La première bande-annonce d'un jeu basé sur The Expanse sera présentée à la gamescom 2022. | gagadget.comTable 1, dite « Minuit cinq »  : à bord de The expanse, la guerre fait rage entre Samuel, Jack, Fabrice et Jeff. Ce jeu à base de cartes inspiré de la série télévisée du même nom met l’accent sur la politique, la conquête et l’intrigue, les joueurs représentant les forces terrestres de l’ONU, l’armée de Mars, les rebelles de l’O.P.A., et la mystérieuse corporation Protogen Inc. La nuit n’en vint pas à bout avant le départ du chroniqueur qui n’émarge pas aux heures supplémentaires.

Table 2, dite « Mascarade » : à cette table de Twisted fables on vit s’affronter le Petit chaperon rouge (Baptiste) et Blanche-neige (François-René), et les deux Olivier (Mulan et la belle au bois dormant). Les premiers l’emportèrent sans coup férir. On se prend à rêver de les voir un jour dans les vrais costumes de leurs personnages, ils leur siéraient tant.

Table 3, dite « Duel consenti » : à 7 Wonders Duel Adrianne, victime d’un départ poussif, laisse Dom loin devant, 81 à 47.

Table 4, dite « Général Revanche » : quatre courageux entament un Madeira qui les amènera jusqu’au bout de la nuit, mais une chronique nous en est parvenue en bribes, recensant Evan vers 50, Xel vers 60, Ivan vers 70, et Olive au-delà de 100. Cette fois, le privilège de l’âge a joué et, et l’heure de la revanche a sonné face à une jeunesse naguère sans pitié.

Table 5, dite « Candidatures spontanées » : Thomas ressort sa boîte rutilante de Red 7 en reçoit un flot de candidatures spontanées pour s’encanailler à un jeu qui n’engage pas fort, ni sur le long cours. Tristan s’adjuge une première partie avec 34 (Adélie 18, Thomas 4, François 0), ensuite Thomas triomphe avec 41 (François 20, puis 0-0).

Table 6, dite « Prévarications »  : à Mob big apple, la lliste des prévarications semble infinie.

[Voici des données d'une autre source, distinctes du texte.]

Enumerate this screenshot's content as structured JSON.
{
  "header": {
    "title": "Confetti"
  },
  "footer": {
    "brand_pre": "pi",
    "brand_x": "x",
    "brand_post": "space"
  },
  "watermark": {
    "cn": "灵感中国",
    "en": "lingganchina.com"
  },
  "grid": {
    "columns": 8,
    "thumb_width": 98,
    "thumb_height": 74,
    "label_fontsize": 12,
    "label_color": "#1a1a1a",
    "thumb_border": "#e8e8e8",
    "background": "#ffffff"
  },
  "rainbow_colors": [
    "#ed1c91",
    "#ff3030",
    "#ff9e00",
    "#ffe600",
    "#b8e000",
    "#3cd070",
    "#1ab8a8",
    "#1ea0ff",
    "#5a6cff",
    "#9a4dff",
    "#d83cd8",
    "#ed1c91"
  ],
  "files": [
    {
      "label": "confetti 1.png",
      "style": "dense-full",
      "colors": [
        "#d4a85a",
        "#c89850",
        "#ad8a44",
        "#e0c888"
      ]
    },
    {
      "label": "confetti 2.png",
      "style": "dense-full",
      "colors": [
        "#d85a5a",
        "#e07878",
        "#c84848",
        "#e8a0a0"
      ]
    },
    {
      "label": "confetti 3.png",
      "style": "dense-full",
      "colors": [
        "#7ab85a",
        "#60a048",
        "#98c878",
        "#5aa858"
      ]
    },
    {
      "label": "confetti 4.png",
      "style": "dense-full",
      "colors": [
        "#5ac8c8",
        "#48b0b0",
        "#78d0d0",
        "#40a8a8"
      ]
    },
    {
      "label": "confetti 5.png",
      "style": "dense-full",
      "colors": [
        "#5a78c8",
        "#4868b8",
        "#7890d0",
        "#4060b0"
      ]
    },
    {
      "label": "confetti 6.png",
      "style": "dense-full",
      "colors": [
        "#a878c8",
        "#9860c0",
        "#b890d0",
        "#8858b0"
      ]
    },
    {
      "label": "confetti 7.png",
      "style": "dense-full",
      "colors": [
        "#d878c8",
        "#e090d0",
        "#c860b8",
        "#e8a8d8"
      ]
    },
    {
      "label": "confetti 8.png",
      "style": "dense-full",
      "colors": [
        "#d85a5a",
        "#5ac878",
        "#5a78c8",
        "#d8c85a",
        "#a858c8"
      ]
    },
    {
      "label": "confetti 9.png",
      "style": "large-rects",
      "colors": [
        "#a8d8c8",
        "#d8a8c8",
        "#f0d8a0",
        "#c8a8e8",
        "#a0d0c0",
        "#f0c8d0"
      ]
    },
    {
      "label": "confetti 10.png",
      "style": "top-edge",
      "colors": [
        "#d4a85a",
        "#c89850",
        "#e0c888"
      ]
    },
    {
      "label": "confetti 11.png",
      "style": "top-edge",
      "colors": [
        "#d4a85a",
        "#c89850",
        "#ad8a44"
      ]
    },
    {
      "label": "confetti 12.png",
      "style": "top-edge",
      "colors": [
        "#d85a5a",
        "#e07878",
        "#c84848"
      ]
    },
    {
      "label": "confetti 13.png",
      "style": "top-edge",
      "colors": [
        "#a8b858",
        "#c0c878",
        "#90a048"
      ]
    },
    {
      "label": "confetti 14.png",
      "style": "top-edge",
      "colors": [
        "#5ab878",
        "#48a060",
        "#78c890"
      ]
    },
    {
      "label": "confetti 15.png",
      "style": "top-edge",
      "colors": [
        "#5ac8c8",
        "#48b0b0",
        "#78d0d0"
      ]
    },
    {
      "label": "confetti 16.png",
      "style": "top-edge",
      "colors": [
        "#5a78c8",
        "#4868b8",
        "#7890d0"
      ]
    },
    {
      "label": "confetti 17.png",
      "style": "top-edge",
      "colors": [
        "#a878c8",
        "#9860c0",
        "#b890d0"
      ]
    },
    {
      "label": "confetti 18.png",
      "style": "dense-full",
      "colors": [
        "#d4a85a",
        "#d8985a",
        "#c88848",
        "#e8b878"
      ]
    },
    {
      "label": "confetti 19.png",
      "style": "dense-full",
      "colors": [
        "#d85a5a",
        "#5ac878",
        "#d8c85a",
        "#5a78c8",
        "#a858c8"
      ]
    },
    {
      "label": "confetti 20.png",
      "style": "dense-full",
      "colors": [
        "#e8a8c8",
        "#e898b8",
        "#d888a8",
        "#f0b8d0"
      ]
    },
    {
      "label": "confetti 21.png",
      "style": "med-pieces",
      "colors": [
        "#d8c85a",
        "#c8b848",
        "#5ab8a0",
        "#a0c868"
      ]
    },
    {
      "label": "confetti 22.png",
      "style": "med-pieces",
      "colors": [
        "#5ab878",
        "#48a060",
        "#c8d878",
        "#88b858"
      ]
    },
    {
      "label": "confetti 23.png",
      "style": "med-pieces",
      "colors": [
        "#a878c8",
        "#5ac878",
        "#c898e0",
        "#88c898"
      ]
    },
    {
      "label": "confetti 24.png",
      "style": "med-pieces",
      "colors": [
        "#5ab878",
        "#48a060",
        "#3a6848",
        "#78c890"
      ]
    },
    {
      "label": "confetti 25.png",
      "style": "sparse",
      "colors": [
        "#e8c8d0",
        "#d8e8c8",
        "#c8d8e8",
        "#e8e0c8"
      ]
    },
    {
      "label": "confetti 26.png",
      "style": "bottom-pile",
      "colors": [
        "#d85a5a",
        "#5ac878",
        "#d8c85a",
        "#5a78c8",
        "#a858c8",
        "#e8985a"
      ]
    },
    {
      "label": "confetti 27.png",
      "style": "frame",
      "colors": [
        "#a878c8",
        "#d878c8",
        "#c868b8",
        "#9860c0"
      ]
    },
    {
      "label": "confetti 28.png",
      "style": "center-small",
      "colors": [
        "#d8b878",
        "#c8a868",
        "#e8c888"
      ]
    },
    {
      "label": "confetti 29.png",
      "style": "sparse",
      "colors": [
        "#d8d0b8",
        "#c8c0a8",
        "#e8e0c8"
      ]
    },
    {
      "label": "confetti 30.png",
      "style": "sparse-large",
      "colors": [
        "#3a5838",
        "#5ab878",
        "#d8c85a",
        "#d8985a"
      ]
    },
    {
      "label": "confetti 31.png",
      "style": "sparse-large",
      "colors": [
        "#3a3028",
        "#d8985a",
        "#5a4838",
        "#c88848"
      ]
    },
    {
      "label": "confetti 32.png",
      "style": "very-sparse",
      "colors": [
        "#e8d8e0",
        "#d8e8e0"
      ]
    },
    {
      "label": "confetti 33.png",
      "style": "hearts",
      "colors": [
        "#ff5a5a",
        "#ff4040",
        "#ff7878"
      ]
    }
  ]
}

Nicolas II y étrenne le titre du plus mafieux, 13 à 10 devant Mickaël.

Table 7, dite « Au nom du peuple » : un Mot malin clôt avec bonheur cette soirée, sur deux parties ponctuées par les scores mirifiques de 20 et 24 (sur 25), et avec quelques perles comme Adam (Dieu, Chocolat), Salvador Dali (Chocolat, Étrange), Mabuse (Docteur, Étrange), Thor (Dieu, Froid) ou encore l’inattendu Étudiant (Sandwich, Ampoule). On a cru à un joli (Colère, Repas) pour Purée, mais ce n’était pas ça, et le peuple parti-civilien (Adélie, Thomas, Dom, François, Mickaël, Nicolas II)  a frôlé le score parfait de 25, qu’on aurait certainement touché si la langue de François n’avait pas fourché, disant Voyage au lieu de Voyageur pour (Pigeon, Vélo), ce qui fit déraper le pigeon en Italie.

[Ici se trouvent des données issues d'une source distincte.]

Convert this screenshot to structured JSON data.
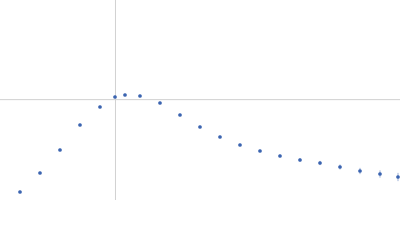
{
  "chart_data": {
    "type": "scatter",
    "x": [
      0.3,
      0.6,
      0.9,
      1.2,
      1.5,
      1.725,
      1.875,
      2.1,
      2.4,
      2.7,
      3.0,
      3.3,
      3.6,
      3.9,
      4.2,
      4.5,
      4.8,
      5.1,
      5.4,
      5.7,
      5.97
    ],
    "values": [
      0.088,
      0.297,
      0.55,
      0.825,
      1.023,
      1.133,
      1.155,
      1.144,
      1.067,
      0.935,
      0.803,
      0.693,
      0.605,
      0.539,
      0.484,
      0.44,
      0.407,
      0.363,
      0.319,
      0.286,
      0.253
    ],
    "errors": [
      0.004,
      0.004,
      0.004,
      0.005,
      0.005,
      0.005,
      0.006,
      0.006,
      0.007,
      0.008,
      0.01,
      0.012,
      0.014,
      0.016,
      0.018,
      0.02,
      0.024,
      0.028,
      0.034,
      0.04,
      0.045
    ],
    "color": "#3b64b0",
    "xlim": [
      0,
      6
    ],
    "ylim": [
      0,
      2.2
    ],
    "guides": {
      "x": 1.732,
      "y": 1.104
    }
  }
}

Séance de MARDI 27/09/2022 à Servel

Le 24 septembre 1988, à Séoul, Ben Johnson remporte le 100 mètres olympique en battant le record du monde (9,79) dans un duel homérique avec Carl Lewis. Mais, au petit matin du 27 septembre, le Canadien est contrôlé positif au stanozolol, un stéroïde anabolisant. Il est exclu des Jeux et déchu de son titre, tous ses records effacés des tablettes. Le scandale du siècle en matière de dopage aux Jeux vient d’éclater. Son record invalidé sera battu en 2002 par Tim Montgomery en 9,78 au stade Charléty. Cependant, on apprit plus tard que celui-ci était également dopé, et ce record lui aussi invalidé. C’est finalement Asafa Powell qui battra le record du monde en 9,77 en 2005, avant l’ère d’Usain Bolt.

En 1993, BJ affirmera avoir été victime d’un coup monté. En 1994, il est brièvement chargé de l’entraînement de Diego Maradona. En 1999, il est engagé par le dirigeant libyen Mouammar Khadafi comme préparateur physique de son fils, qui a rejoint le club italien de Pérouse. Mais celui-ci ne disputera qu’un seul match, évoluant durant 15 minutes contre la Juventus, le reste du temps étant au mieux remplaçant, avant d’être à son tour contrôlé positif. Quant à Ben Johnson, il se fera dérober, dans une rue de Rome, la valise contenant sa paie de préparateur physique.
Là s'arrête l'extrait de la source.